Anna Draper est la seule femme qui connait Dick et ses secrets, mais l’aime quand même. On n’a d’ailleurs rarement vu Don plus heureux et détendu qu’en compagnie d’Anna, car il peut être réellement lui-même. Pour rester dans l’ambiance festive de ce petit arrêt avant Acapulco, Anna et Don vont donc faire la fête avec Stephanie, la nièce d’Anna, un moyen de reconnecter et de parler des problèmes avec Betty avec la seule personne qui peut offrir une réelle perspective.

Don est devenu bien misérable en perdant sa famille, mais être avec la véritable madame Draper allège le ton et le soleil de Californie semble accompagner le mouvement. Cela dit, bien qu’il voudrait faire durer cela, il va recevoir la « bonne » nouvelle qui viendra attaquer les fondations de son dernier rempart. Stephanie lui apprend qu’Anna a un cancer et qu’elle n’a plus beaucoup de temps à vivre, et elle l’ignore.

Si on passe au-dessus du drame humain, pour Don, perdre Anna c’est se séparer d’un bout de lui-même, du vrai lui-même. Une nouvelle difficile à digérer, mais son attachement à Anna le poussera à faire une dernière chose pour elle. Il part sans rien lui dire, la laissant heureuse.

Dans un tout autre registre, de ce passage en Californie, on retiendra également Stephanie et sa façon de montrer que Don devient vieux et que la jeunesse du pays est en pleine mutation. Une façon d’introduire le passage à 1965 sous un angle légèrement différent qui est pourtant annonciateur de nouveaux challenges pour la série.

Mais, avant de changer d’année, il reste un réveillon à fêter et cela se fera, pour Don, avec un compagnon d’infortune inattendu.

Lane Pryce est un excellent personnage que l’on a appris à connaitre un petit peu la saison précédente et qui mériterait d’être plus approfondi. Sa position dans la série et dans l’agence devrait permettre cela, cependant, ce sont ses problèmes de couples qui vont le connecter à Don.

On avait deviné que le mariage de Lane était en danger dès qu’on avait rencontré sa femme. Sa décision de rester aux États-Unis n’a aucunement aidé, comme on s’en doute. Le voilà donc seul, pour le réveillon. Dans la tradition Sterling Cooper – qui a suivi dans la nouvelle agence –, l’alcool va couler à flot et l’on suit Don et Lane passer la soirée dans des lieux où ils sortent du lot, continuant ainsi l’illustration du vieillissement du personnage et des changements que subit la société. Cela se ressent tout particulièrement lors de la scène avec le comédien qui les prend pour cible, insinuant qu’ils seraient homosexuels. Pour poursuivre le sens de l’ironie institué par le titre, ils finiront la soirée avec des prostitués et on les prendra pour des riches.

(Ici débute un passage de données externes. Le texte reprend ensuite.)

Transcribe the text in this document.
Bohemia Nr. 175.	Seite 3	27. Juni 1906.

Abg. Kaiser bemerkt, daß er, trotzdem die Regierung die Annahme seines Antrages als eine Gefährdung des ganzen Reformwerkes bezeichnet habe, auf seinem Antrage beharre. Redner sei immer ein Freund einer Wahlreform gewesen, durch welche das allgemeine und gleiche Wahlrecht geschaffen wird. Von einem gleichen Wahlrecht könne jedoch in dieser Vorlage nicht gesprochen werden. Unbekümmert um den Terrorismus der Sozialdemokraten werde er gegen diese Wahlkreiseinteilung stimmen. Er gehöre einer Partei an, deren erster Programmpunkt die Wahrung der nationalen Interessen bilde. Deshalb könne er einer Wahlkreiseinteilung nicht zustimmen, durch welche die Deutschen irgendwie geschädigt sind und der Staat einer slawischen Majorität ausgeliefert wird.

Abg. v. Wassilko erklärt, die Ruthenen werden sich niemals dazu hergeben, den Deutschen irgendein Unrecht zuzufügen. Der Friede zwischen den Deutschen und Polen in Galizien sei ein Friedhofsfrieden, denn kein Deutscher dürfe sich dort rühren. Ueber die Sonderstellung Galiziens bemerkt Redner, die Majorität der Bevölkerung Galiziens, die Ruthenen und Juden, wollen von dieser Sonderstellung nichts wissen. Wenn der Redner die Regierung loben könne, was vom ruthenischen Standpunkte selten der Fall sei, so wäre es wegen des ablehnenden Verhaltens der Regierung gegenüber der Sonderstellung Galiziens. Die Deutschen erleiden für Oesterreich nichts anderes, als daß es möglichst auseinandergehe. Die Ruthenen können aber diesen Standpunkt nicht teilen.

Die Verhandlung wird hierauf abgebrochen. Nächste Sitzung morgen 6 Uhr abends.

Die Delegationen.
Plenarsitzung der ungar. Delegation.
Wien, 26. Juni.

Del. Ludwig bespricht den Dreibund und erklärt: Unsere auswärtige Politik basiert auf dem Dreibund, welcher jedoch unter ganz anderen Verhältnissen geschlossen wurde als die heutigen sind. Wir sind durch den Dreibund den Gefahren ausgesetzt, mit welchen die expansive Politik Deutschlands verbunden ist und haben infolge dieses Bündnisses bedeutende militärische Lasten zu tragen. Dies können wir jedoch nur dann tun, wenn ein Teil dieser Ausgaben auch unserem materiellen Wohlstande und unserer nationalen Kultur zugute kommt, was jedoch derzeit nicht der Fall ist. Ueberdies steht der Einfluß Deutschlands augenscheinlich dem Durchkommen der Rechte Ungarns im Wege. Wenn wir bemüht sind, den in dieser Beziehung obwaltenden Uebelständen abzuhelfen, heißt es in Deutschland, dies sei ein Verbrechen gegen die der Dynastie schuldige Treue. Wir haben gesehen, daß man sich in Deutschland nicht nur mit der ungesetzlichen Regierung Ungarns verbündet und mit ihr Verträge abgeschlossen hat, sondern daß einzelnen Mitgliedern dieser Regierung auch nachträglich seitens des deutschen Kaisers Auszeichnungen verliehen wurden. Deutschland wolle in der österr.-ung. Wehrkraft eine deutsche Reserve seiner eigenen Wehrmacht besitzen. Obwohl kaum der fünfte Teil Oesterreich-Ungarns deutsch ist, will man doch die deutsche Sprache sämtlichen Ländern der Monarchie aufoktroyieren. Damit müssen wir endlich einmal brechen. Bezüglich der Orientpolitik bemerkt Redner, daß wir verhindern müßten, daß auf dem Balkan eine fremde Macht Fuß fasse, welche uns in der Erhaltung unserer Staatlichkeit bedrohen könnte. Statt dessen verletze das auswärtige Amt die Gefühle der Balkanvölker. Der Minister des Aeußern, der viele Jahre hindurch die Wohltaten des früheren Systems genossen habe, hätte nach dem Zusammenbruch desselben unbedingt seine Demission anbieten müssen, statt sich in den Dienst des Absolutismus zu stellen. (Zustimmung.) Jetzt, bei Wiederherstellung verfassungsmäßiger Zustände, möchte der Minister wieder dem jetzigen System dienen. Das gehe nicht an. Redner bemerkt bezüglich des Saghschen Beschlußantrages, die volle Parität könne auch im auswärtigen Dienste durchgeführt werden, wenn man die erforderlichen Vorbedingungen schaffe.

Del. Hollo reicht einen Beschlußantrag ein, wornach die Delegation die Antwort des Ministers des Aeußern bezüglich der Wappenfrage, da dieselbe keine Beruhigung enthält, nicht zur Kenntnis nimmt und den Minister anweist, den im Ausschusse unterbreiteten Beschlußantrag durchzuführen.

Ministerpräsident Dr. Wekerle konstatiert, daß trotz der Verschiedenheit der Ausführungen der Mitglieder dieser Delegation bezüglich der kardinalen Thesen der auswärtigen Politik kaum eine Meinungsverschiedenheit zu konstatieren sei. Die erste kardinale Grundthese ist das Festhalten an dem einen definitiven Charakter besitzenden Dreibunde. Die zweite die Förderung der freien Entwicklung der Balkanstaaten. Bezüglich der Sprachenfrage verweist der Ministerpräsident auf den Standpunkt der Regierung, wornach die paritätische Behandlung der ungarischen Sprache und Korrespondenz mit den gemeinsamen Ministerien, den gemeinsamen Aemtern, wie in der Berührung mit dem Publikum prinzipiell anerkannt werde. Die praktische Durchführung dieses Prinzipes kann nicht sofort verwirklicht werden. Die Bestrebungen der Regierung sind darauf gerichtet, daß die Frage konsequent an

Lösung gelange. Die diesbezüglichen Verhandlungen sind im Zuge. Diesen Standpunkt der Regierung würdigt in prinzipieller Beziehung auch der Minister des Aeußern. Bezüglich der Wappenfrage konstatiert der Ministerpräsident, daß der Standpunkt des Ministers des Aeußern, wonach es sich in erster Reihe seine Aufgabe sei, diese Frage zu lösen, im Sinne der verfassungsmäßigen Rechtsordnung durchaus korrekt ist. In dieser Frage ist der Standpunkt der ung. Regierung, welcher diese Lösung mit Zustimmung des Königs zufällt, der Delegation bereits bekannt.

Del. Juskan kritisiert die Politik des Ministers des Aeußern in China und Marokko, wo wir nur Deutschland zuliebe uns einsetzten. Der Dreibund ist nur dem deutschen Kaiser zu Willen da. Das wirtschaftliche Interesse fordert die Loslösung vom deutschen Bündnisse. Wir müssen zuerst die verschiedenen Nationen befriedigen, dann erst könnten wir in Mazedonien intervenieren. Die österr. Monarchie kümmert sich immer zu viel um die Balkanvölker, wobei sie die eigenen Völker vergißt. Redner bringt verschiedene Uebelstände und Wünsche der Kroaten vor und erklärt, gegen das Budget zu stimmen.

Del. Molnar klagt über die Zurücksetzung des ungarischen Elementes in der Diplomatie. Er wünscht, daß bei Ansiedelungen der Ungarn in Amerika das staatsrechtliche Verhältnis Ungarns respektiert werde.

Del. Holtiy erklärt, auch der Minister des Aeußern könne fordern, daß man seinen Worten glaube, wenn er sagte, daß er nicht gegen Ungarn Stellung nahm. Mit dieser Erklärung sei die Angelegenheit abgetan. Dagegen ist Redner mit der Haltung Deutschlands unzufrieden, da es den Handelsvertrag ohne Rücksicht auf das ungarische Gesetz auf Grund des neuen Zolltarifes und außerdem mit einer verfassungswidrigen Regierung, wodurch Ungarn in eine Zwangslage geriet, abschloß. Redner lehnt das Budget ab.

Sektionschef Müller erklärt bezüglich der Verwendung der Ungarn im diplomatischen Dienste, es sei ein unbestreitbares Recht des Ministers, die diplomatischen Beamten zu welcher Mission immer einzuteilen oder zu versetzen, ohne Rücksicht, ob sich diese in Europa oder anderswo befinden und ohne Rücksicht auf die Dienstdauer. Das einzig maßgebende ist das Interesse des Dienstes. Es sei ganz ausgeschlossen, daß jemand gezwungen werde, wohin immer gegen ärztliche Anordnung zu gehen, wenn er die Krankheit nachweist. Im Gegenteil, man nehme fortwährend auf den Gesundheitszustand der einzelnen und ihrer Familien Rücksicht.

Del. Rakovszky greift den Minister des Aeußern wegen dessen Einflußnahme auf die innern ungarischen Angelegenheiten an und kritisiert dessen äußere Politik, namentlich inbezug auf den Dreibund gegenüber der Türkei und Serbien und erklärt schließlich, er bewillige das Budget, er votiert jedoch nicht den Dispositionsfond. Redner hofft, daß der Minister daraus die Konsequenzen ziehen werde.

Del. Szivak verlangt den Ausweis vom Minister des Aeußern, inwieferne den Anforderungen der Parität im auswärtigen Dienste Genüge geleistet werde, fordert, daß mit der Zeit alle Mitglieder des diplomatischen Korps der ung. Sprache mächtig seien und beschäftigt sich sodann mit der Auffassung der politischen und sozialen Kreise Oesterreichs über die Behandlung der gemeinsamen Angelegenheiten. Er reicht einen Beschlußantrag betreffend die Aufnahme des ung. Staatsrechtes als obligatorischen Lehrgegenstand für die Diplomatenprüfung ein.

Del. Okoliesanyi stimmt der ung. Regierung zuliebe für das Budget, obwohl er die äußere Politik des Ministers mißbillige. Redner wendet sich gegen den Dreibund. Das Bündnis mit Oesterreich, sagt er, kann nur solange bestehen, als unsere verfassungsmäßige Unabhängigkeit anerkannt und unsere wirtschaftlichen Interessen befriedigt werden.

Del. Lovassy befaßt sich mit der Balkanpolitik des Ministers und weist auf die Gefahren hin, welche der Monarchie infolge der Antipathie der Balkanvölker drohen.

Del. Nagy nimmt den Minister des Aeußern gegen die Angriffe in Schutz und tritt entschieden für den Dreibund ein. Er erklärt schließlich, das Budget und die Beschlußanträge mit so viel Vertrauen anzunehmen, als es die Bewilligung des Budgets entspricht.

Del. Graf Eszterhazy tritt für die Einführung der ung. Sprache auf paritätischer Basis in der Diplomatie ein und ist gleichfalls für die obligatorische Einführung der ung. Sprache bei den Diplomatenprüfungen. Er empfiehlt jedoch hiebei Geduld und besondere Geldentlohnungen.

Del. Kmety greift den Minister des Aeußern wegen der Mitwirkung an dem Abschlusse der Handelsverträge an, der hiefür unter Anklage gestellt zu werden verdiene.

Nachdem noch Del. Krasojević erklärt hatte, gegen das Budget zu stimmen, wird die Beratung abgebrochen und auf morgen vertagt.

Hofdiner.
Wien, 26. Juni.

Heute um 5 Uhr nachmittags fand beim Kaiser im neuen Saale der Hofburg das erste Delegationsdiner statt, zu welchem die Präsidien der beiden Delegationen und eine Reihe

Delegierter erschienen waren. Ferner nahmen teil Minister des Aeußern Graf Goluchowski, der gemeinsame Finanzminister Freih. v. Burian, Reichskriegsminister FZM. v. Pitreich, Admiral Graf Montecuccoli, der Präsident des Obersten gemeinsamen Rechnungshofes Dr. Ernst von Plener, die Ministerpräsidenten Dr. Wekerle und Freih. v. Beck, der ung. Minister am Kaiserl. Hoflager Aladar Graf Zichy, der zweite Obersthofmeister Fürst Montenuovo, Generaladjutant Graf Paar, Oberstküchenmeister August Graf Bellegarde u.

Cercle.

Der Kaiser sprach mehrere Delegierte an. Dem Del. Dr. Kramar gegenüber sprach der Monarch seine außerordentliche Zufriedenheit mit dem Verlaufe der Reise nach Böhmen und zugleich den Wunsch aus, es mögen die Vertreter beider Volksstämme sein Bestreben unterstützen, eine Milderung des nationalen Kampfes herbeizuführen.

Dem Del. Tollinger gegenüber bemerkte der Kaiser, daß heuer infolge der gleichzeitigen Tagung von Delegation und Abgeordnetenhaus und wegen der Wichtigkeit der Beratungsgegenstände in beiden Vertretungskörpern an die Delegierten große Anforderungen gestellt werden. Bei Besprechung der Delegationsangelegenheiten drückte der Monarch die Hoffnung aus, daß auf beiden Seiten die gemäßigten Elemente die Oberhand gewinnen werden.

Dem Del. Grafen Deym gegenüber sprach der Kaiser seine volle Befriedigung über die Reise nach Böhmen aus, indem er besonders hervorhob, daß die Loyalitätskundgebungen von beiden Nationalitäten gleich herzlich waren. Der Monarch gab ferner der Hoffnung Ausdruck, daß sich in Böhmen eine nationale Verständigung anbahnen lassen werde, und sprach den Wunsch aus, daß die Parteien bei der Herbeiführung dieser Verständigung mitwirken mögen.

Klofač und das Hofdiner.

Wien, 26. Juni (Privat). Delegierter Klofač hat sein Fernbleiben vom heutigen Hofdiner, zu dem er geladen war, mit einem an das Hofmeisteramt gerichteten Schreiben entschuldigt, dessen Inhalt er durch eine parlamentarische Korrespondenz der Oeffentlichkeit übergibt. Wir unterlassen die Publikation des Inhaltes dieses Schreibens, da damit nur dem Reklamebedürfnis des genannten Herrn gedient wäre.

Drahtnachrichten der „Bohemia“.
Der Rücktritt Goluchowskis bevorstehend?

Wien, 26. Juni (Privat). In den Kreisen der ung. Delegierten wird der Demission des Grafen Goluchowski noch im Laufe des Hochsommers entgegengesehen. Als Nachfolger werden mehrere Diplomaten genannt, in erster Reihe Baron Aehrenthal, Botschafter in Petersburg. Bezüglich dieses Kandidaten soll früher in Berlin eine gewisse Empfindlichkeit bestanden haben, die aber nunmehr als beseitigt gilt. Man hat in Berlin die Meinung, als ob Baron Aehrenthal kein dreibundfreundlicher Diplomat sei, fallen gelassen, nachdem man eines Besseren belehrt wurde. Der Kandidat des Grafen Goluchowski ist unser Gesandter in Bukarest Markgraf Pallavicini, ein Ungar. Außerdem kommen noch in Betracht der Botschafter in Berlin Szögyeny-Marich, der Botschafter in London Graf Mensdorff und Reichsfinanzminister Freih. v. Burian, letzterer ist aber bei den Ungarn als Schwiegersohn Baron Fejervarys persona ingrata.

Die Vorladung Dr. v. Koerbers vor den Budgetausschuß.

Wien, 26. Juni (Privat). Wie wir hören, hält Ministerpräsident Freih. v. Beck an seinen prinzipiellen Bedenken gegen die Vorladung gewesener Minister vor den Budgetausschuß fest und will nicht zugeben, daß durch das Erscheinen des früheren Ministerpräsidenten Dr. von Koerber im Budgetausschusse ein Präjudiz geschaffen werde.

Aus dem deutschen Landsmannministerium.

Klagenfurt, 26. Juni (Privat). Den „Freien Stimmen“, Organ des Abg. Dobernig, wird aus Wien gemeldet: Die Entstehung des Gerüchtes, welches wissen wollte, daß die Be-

En parallèle à tout cela, Joan apporte sa touche à l’épisode, et nous montre à quel point son mariage ne s’arrange pas et comment ses projets de famille ne font que lui échapper. Une fois de plus, on voit que Greg qui devait lui donner tout ce qu’elle voulait n’arrive pas à délivrer. C’est un triste état de fait pour les fêtes de fin d’année, mais cela ne fait que s’ajouter à la liste des mauvaises nouvelles.

Lane : Though things have been precarious financially, it’s been a magnificent year.

Une dernière touche d’ironie de la part de Lane pour conclure.

The Good News clôture 1964 et lance 1965 sans le sourire. Cela débutait pourtant bien, mais Don n’a, de son propre aveu, que ce qu’il mérite. Cela ne doit pas l’empêcher de redresser la barre et c’est là que se trouve la route que la saison semble décidée à emprunter. Pour le bien de tous les personnages – et donc de la série –, il n’y a pas vraiment d’autres options.